Lesson 1 of 2018: Do not accept the unacceptable, Mumbaiites
The lessons city residents can learn from fire outbreaks, bridge collapses and other accidentsmumbai Updated: Jan 10, 2018 22:31 IST
There are many lessons to draw up from the outbreaks of fire, collapse of foot over bridges, and other accidents involving public amenities across the city recently. An important one, for citizens as well as the Brihanmumbai Municipal Corporation, is this: There is a clear and present danger in accepting the unacceptable.
That businesses worth crores can run without adequate safety measures should be unacceptable. That high-end resto-bars can draw in swish customers without offering basic amenities such as emergency exits should be unacceptable. That a farsan factory doubles up as sleeping quarters for 20 of its workers, 12 of whom perished in a fire because they could not run out, should be unacceptable. That office-goers go out for lunch and are charred to death in a restaurant should be unacceptable. That old and overused bridges are allowed to be without safety checks should be unacceptable. That roads are constructed and re-constructed, but still have potholes which claim lives, should be unacceptable.
Yet, in the rhythmic rush of the city, each of these passes off as an accident which, when it happens, provokes outrage and media coverage – less for farsan factory workers, more for resto-bar revellers – some penal action by local ward offices, an inquiry or two, and court cases in which citizens’ interest tapers off after a while. If the outrage persists, officials are transferred or suspended. Then the state of affairs resumes its normal, criminally nonchalant and negligent, rhythm till the next major horrific accident happens.
It is morally reprehensible and completely unacceptable that the owners of the two resto-bars in Kamala Mills are absconding – whither the famed Mumbai Police machinery? – and trying to obtain anticipatory bail orders. It is equally unacceptable that municipal commissioner and the entire machinery that he commands allowed such serious transgressions of rules and requirements. Can citizens question Ajoy Mehta, hold him accountable? If not, why not?
It is unacceptable that the fire brigade continues to function the way it does, ignoring clear dangers across the city and unable to enforce its authority. The training and preparedness of the fire brigade personnel is perhaps inadequate, they are probably strapped for resources. The details about how the fire brigade personnel worked that night as mentioned by a Kamala Mills survivor, who lost his wife in the blaze, in a petition, are chilling. Why is the fire brigade in such a shabby condition? Why do we accept this as routine? That there were a staggering 4,790 instances of fire last year alone, as this paper pointed out, should drive us to action.

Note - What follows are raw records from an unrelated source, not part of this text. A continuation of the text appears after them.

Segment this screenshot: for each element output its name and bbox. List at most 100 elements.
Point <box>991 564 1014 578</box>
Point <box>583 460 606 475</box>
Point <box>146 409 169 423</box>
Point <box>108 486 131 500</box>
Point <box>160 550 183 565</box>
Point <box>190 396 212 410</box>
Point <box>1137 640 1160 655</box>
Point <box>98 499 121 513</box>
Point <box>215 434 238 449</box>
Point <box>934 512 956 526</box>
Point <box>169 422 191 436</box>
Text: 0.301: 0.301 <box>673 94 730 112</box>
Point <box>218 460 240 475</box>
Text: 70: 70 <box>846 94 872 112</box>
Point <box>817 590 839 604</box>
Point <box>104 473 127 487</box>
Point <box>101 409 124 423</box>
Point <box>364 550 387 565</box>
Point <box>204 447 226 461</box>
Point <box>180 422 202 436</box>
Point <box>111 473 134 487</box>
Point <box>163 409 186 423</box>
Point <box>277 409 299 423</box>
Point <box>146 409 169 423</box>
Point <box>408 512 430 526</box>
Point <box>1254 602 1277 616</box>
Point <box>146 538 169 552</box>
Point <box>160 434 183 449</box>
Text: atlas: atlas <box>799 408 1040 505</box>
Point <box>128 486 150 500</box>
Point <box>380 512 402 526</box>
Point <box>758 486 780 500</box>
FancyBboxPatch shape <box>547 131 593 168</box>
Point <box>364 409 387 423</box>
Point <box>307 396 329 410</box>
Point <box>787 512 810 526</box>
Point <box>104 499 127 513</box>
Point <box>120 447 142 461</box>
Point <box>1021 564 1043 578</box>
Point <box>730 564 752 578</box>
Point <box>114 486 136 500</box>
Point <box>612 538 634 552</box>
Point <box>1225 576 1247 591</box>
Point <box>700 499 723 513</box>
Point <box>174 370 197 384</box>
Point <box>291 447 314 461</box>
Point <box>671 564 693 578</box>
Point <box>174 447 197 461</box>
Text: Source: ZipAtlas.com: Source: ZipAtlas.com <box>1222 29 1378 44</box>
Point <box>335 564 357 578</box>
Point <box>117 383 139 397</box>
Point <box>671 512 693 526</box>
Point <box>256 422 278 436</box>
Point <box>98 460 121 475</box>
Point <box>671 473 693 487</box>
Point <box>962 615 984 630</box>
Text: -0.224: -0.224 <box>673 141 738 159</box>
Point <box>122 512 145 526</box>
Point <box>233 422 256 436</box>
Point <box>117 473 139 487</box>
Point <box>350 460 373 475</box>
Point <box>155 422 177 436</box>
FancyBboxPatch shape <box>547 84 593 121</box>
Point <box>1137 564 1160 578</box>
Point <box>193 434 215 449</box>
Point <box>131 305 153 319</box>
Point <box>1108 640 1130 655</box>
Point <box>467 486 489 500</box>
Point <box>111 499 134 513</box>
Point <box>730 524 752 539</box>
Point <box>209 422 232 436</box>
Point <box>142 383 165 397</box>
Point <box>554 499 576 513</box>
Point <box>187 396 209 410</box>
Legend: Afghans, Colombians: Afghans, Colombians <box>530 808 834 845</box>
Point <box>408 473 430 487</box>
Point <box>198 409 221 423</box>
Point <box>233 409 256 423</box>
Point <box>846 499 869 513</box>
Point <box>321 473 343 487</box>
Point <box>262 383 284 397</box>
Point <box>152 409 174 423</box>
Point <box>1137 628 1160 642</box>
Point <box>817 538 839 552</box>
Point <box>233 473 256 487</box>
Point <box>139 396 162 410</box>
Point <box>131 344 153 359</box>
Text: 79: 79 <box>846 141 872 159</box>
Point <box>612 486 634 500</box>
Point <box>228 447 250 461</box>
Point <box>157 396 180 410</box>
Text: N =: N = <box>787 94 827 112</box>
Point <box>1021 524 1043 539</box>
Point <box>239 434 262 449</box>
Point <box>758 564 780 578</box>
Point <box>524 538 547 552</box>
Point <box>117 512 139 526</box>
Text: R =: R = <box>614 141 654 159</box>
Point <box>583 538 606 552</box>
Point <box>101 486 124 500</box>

It is perhaps the unwillingness to accept the state of affairs that drove the 89-year-old Julio Ribeiro, former police commissioner and indefatigable activist for good governance, to the Bombay high court this week. He demanded that the BMC conduct a fire safety audit of all restaurants, hotels, bars and hookah parlours in Mumbai and submit the report to the court (he could have added small-scale factories to the list too). The last bit is important because BMC officers, according to Mehta, are either negligent or conniving with offenders. It is unacceptable that these officers continue in their positions.
We do not accept but what is the choice, is a familiar lament. Well, then, work the phones off their hooks in your local ward office; report irregularities to the nearest police station; find civic activists in your area – all parts of Mumbai have strong networks of activists – and team up on the next issue they address; do not patronise establishments that are clearly flouting law and rules, let your social circles know this too; form a group of your own and take up an issue that bothers you. Perhaps the fire safety norms in your building or the state of the pavement – if it exists – outside your building would be a good start. Do not accept what should be unacceptable.